Por que bancos centrais devem se preocupar com a mudança climática, escreve Otaviano Canuto

 

Poder 360

OTAVIANO CANUTO
15.fev.2020 (sábado) – 5h50

O “CISNE NEGRO” TEM AGORA A COMPANHIA DO “CISNE VERDE”

Embora com diferentes graus de urgência e cobertura, bancos centrais vêm se propondo a considerar a questão como relevante para suas funções. Sem a participação do Federal Reserve dos EUA, 50 bancos centrais criaram em dezembro de 2017 uma rede para consultas mútuas sobre práticas de gestão de riscos ambientais e associados à mudança climática. Christine Lagarde, presidente do CBE (Banco Central Europeu), vem repetindo que políticas quanto à mudança climática serão uma “missão crucial” de seu mandato.

Pode-se apontar 3 justificativas possíveis para o envolvimento de bancos centrais no tema. A primeira –e mais óbvia– é o conjunto de riscos à estabilidade financeira potencialmente trazidos por desastres naturais. Este é o caso em particular de setores financeiros como bancos e companhias de seguros.

Segundo o Instituto de Finanças Internacionais (IIF, sigla em inglês), em relatório de 6 de junho do ano passado, mais de US$ 2,5 trilhões de ativos financeiros globais estavam em 2016 sujeitos a algum tipo de risco derivado de impactos da mudança climática. Como observou o primeiro relatório da rede de bancos centrais mencionada acima:

“Riscos relacionados ao clima são uma fonte de riscos financeiros e, portanto, encaixam-se perfeitamente no mandato de bancos centrais e supervisores de assegurar que o sistema financeiro não esteja vulnerável a tais riscos.”

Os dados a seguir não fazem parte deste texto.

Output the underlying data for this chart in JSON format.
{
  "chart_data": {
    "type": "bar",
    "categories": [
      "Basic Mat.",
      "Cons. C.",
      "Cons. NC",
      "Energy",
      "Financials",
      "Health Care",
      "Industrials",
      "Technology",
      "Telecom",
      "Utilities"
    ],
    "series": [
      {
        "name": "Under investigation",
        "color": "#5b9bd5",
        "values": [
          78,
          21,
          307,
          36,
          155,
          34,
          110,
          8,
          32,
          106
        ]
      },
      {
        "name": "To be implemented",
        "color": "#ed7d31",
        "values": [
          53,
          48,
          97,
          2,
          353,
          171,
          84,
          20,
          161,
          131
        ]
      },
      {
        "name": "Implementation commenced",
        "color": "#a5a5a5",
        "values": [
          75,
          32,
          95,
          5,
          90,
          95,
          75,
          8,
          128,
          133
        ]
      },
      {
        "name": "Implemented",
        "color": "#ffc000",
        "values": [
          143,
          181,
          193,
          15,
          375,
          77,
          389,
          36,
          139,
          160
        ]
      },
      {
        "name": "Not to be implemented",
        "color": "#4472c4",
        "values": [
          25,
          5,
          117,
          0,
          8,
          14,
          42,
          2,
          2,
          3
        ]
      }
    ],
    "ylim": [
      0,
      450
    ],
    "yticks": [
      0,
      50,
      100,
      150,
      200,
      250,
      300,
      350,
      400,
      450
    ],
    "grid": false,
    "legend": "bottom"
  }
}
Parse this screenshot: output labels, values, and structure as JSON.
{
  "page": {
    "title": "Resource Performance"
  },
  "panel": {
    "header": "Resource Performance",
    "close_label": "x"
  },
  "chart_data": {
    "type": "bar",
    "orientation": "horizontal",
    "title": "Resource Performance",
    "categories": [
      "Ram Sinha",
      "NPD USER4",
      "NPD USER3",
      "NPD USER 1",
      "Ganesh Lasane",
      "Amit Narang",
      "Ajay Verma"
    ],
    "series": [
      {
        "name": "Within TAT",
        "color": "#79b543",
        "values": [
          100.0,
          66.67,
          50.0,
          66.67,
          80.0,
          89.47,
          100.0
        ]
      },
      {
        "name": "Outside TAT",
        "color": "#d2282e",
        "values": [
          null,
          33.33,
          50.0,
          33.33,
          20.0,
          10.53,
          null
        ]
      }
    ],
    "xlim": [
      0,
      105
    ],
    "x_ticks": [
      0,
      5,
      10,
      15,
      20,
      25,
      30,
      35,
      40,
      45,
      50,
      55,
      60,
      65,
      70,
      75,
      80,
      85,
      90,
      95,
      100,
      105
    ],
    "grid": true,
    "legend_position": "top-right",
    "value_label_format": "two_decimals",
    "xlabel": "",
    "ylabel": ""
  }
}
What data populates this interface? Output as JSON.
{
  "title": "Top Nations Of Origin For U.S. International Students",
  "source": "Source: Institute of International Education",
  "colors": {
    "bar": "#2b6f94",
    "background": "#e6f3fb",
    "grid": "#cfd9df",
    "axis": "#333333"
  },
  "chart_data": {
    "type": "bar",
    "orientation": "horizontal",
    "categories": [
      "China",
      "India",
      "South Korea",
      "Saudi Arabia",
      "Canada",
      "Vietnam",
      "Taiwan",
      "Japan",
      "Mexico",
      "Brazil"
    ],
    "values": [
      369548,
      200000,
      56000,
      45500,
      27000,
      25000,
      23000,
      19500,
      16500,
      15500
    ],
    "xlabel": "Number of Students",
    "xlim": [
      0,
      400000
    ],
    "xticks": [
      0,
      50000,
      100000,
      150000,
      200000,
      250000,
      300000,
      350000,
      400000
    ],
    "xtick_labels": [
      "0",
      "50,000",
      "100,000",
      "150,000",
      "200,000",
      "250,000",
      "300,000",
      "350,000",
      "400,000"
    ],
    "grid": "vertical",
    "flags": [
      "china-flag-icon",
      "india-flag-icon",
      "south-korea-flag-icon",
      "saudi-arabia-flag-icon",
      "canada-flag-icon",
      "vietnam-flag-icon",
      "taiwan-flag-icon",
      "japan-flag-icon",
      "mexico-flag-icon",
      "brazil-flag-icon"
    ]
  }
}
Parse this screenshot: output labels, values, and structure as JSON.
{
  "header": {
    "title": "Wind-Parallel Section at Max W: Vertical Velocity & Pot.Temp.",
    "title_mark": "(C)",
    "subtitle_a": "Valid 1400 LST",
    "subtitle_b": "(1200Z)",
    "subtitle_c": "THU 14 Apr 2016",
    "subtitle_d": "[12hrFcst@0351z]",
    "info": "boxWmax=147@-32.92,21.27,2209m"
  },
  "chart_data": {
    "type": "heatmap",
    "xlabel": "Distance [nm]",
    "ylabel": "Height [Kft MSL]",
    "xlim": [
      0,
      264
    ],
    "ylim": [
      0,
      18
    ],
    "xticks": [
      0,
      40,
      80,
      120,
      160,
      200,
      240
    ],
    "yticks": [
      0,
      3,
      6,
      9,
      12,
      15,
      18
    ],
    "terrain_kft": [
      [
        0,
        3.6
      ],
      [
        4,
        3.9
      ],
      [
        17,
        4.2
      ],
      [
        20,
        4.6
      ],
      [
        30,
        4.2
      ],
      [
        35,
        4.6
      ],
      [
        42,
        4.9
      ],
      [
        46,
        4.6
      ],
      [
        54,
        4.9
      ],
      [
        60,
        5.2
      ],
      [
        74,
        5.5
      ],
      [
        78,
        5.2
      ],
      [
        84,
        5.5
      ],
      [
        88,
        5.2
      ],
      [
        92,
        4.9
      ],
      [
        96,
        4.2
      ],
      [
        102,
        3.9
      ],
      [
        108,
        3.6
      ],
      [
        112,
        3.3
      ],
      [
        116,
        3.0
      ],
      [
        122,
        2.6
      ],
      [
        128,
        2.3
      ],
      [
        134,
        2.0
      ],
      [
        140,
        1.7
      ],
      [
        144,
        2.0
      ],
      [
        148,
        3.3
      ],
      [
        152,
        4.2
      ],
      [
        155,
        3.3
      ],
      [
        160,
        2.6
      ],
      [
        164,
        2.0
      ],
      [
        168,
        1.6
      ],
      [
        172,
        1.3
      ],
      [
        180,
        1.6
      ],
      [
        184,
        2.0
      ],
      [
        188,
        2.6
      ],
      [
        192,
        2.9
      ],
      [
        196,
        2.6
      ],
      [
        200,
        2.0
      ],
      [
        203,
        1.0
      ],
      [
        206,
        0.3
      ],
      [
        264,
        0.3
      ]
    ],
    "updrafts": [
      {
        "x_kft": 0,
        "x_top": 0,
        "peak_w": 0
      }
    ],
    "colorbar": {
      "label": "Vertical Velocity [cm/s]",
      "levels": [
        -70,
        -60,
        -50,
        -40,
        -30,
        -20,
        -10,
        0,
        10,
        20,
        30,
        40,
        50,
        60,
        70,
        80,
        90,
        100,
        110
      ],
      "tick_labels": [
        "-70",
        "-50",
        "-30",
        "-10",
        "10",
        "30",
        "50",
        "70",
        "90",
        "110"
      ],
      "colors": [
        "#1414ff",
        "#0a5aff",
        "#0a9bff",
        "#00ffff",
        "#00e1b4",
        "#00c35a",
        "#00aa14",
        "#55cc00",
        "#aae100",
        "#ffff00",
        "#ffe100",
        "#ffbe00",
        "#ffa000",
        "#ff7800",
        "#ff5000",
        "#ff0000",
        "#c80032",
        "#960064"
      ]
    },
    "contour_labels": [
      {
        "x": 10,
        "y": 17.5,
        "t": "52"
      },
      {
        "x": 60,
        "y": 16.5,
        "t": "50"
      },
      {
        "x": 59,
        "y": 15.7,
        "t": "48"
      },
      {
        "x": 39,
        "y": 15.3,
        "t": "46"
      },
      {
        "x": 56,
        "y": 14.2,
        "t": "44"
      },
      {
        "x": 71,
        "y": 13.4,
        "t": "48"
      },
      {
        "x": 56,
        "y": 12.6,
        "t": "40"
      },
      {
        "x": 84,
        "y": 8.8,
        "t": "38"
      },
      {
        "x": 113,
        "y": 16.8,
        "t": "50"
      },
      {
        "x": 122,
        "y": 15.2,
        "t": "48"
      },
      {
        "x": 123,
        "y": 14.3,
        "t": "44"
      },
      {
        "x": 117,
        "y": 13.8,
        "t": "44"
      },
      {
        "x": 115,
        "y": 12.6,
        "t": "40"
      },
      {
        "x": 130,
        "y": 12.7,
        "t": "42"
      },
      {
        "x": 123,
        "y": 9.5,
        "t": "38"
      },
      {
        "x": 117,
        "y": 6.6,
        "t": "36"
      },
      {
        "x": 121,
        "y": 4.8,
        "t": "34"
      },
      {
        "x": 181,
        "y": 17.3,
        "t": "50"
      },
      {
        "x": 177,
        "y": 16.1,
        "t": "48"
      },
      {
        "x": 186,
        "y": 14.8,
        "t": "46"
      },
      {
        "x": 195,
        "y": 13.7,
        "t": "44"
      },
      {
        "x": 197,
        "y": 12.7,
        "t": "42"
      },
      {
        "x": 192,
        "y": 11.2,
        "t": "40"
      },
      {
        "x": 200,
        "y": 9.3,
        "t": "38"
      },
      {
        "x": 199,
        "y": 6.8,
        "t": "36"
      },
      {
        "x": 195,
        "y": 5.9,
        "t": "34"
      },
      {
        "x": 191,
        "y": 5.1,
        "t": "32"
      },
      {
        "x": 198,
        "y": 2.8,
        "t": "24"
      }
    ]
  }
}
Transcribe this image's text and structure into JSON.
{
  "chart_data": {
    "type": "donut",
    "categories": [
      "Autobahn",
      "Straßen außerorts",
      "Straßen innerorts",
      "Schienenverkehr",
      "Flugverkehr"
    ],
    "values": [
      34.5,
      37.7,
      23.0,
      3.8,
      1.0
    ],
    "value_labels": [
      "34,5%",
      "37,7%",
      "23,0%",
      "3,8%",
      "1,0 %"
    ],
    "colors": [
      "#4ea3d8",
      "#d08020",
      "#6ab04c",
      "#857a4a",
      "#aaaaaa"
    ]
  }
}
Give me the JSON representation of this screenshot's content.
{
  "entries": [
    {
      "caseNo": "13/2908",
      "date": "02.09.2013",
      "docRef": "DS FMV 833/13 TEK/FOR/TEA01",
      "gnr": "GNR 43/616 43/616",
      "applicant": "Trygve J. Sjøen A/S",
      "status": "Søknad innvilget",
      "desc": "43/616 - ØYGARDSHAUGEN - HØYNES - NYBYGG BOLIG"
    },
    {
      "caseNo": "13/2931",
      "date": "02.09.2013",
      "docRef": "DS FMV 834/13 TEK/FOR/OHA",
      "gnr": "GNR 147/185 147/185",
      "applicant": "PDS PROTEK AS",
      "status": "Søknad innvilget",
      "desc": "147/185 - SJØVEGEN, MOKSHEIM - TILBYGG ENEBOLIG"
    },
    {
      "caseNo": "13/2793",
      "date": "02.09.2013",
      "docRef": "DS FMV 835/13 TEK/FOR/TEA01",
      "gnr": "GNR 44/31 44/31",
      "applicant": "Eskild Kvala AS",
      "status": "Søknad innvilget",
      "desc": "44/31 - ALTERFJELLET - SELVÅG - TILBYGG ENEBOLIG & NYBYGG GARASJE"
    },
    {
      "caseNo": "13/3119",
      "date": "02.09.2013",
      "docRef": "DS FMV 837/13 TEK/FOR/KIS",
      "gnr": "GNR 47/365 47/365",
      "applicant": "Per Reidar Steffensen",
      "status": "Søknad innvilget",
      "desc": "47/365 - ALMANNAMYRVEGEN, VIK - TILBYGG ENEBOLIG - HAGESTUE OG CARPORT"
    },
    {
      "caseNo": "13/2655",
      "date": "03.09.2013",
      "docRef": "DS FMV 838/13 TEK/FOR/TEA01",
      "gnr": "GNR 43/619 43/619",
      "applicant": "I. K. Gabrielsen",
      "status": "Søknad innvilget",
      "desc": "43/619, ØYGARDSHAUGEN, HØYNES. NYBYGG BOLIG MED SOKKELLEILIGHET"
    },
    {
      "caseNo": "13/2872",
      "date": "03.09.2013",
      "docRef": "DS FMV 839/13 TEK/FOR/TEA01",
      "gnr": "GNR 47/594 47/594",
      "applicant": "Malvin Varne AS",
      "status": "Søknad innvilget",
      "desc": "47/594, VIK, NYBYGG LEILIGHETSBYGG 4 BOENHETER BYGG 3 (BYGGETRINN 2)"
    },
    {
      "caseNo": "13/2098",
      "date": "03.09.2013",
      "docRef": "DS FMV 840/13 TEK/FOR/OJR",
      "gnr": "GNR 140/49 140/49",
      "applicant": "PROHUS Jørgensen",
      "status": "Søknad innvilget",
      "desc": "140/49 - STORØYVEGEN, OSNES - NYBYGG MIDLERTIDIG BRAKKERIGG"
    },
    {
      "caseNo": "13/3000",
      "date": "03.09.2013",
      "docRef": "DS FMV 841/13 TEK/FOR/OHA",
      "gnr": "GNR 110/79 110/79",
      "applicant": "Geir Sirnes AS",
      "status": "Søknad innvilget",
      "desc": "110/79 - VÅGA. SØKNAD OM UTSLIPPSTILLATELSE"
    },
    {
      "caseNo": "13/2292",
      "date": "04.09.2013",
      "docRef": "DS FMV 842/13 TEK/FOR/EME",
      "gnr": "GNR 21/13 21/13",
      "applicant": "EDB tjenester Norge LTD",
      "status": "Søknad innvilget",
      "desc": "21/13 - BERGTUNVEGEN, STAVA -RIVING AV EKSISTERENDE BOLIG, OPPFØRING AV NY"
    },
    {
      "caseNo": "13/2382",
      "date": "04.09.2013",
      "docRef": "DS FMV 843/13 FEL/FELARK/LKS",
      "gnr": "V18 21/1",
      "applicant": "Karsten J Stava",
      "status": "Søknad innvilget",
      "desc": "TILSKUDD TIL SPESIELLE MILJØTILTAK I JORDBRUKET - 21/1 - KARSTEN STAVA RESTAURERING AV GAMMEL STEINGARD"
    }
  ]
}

Cabe distinguir dois tipos de riscos financeiros nesse contexto. Por um lado, há os “riscos físicos”, ou seja, as ameaças sobre o valor de ativos decorrentes não só de choques climáticos – os mais intensos e frequentes eventos climáticos extremos como enchentes, secas, furacões e outros tipos de tempestades– como também das tendências de elevação no nível dos mares, elevação de temperaturas e derretimento de calotas polares. Tais riscos físicos incluem não apenas as perdas potenciais diretas sobre ativos, como também seu impacto indireto sobre cadeias globais de valor e os custos de reparação.

Há também os riscos financeiros decorrentes das estratégias de mitigação da mudança climática porventura implementadas, chamados de “riscos de transição”. O trânsito a uma “economia de baixo carbono” mudará a alocação de recursos, as tecnologias em uso e a construção de infraestruturas. Por conseguinte, as estratégias adotadas terão consequências sobre o valor de ativos de empresas. Basta pensar, por exemplo, nos efeitos de “taxas sobre carbono” ou de opções de aceleração na transição para energias renováveis sobre recursos e atividades que seriam diretamente impactadas.

De passagem, cabe notar também que tais riscos associados à mudança climática também trazem “oportunidades”. Segundo estimativas de modelos de crescimento indicadas pelo IIF, uma transição para uma economia de baixo carbono poderá eliminar o dano climático equivalente a cerca de quase 2% do PIB do conjunto de países do G20 em 2050. A Organização para a Cooperação e o Desenvolvimento Econômico (OCDE, em inglês) sugere que o que chama de “transição decisiva” poderia elevar o PIB, no longo prazo, em até 2,8% na média dos países do G20.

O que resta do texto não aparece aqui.